If only that other half of me existed in real life.
Even though Jon didn’t appear angry or shift away from where our thighs touched, guilt like I hadn’t experienced in years twisted my stomach. My body’s reaction to the pale-eyed stranger must have hurt Jon, and like an idiot, I’d invited Elijah to stay for breakfast without thinking it through beyond my desire to feed and care for a guest.
I’d promised Jon all those years ago when my sixth sense nearly ended us to never hurt him again. That he was my one and only, forever and always. Jon was my reason for living and had been since we were young. There had never been a doubt in my mind that we were meant to be together. Best friends as children, we’d bonded by our similar home life, but we became so much more as we had grown into adulthood. Our bodies changed at the same time, mine much later than most girls. A late bloomer but perfectly in tune with Jon’s squeaky voice and filling out.
I hadn’t ever considered touching another man, hadn’t ever desired anyone else in that way until the crystalline blue eyes of Elijah Tolzman met mine. My blood roused like I read about almost nightly on my e-reader. Unnatural, unquenchable desire even more than I felt for my husband flooded through me and refused to lessen as we ate.

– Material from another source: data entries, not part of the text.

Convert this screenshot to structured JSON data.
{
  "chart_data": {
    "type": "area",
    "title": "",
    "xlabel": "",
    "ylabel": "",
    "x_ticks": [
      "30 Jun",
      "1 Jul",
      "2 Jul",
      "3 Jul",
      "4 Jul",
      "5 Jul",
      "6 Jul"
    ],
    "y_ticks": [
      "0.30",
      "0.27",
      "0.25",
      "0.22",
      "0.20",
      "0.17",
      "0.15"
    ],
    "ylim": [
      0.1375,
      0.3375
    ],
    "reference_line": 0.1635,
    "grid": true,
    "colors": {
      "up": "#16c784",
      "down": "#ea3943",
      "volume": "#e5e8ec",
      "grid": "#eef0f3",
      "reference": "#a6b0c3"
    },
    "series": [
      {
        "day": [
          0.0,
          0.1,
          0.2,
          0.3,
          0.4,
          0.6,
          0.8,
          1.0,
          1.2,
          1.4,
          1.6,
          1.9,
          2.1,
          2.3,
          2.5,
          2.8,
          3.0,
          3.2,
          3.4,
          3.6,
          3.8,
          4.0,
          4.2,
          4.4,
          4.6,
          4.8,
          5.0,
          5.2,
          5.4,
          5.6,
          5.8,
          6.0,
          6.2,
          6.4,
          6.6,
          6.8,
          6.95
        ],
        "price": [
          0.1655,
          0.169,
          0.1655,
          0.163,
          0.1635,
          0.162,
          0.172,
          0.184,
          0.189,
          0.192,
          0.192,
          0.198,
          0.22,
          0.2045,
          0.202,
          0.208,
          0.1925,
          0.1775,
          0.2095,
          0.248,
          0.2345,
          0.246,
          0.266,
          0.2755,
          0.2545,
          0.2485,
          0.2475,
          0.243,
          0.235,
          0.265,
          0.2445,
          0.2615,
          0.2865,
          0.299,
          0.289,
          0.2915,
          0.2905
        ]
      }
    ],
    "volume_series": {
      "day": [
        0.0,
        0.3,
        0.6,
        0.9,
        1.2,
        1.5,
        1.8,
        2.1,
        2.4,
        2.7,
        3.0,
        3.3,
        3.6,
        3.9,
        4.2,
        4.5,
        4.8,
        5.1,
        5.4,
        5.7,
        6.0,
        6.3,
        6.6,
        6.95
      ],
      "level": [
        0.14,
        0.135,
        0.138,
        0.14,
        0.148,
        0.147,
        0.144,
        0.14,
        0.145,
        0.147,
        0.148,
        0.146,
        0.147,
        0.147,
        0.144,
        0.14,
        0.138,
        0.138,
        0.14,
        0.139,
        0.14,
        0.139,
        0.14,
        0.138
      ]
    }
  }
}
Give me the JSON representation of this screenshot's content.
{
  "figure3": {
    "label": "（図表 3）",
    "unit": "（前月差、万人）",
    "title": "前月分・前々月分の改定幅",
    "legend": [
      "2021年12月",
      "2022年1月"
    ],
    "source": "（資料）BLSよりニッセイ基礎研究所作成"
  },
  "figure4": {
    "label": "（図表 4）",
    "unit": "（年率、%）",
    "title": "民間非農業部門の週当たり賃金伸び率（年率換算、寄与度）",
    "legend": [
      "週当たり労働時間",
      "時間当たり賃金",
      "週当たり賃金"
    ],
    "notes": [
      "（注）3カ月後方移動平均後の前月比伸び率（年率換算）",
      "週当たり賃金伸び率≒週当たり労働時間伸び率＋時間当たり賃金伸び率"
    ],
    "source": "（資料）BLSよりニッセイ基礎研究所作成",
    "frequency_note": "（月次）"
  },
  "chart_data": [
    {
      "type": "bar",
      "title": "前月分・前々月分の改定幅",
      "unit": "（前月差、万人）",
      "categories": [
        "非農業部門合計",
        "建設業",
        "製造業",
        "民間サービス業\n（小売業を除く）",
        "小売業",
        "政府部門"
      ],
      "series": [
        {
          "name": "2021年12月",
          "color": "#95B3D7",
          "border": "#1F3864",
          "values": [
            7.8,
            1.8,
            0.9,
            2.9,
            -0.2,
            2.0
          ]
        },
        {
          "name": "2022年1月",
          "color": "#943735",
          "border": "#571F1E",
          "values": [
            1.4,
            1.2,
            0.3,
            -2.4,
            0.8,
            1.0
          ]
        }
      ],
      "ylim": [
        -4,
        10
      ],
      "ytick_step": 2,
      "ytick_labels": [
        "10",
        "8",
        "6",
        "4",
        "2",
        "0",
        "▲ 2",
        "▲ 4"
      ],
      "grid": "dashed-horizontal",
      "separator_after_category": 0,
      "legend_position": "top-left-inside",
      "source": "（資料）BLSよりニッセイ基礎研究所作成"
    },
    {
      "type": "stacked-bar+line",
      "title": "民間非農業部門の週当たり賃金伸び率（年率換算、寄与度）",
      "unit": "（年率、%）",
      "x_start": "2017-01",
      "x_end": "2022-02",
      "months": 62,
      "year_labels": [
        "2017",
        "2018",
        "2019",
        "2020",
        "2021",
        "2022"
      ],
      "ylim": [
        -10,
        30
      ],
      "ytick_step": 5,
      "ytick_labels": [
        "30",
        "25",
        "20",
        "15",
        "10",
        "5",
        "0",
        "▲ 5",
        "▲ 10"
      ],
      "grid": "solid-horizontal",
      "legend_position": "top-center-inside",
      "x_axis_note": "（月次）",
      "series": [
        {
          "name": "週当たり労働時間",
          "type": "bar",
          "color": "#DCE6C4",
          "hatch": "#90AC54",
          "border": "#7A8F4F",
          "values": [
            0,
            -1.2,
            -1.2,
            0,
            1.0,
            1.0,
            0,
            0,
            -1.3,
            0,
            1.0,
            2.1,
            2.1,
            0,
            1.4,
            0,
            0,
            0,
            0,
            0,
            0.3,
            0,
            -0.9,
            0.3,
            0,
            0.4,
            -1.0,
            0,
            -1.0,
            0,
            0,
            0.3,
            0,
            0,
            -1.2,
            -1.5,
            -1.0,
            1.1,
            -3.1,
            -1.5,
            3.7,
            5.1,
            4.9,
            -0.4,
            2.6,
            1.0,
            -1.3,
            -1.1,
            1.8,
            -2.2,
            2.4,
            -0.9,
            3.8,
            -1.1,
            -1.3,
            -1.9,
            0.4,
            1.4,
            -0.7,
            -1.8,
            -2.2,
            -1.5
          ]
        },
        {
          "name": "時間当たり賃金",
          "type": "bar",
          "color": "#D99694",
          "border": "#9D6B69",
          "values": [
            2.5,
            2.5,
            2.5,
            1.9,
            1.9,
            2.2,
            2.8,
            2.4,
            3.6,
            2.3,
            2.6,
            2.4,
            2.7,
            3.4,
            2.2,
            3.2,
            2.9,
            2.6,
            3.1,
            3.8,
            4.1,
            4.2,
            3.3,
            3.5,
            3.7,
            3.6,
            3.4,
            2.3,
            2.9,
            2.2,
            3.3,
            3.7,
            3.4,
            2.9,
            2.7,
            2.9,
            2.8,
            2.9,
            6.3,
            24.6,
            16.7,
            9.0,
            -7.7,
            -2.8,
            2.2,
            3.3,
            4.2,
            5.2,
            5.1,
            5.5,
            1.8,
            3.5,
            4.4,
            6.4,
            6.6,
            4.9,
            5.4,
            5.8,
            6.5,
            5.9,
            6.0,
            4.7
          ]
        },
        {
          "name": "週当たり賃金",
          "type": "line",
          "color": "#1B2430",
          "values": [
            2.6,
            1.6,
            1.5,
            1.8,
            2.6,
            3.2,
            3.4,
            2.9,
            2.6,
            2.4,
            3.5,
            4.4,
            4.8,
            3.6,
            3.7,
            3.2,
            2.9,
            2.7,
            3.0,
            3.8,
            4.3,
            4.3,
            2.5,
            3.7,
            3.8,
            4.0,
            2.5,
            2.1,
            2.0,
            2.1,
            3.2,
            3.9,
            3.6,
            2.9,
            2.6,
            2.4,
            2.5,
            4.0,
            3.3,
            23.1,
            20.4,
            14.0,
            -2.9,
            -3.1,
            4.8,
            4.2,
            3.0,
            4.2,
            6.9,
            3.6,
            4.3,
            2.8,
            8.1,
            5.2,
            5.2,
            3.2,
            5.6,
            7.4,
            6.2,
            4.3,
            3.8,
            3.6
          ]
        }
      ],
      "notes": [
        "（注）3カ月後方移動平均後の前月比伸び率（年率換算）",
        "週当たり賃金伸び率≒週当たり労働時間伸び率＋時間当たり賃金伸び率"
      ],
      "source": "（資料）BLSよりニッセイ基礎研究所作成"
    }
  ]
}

The yearning to draw closer to the man disrupted more than just our peaceful hike through the White Mountains. He’d brought an unrest deep in my soul I couldn’t categorize in my head. And although Jon had always been the one I trusted with my emotional well-being, I feared my need of his direction in that moment. Knowing how Elijah made me feel would prickle Jon’s insecurities that stemmed from his never measuring up to the expectations his foster parents had put on him.
But what could I do other than defer to Jon’s leadership?
I would find a way to squash the stirrings inside me.
Had to. Then Elijah would leave, and Jon and I could move forward in the life we attempted to build together.
My eyes strayed to the one who’d disrupted our peace.
Elijah was the opposite of Jon, bulky with muscles compared to the lithe, swimmer-like body I’d had wrapped around me all night in our warm sleeping bag. An alpha, rugged mountain man aura surrounded Elijah although his carefully groomed facial hair and the styled hair atop his head suggested refinement. He spoke with clarity, enunciating every word, his manners impeccable even though we sat on the ground beside a campfire. If I truly believed in time travel as I did magical creatures roaming the earth among humanity, I’d swear the man had been born and raised a century or two earlier.
I wanted to capture his beautiful face from every angle, stolen images for me to ponder on as I often did over my laptop’s strange folder in attempts to figure out why I felt drawn to complete strangers.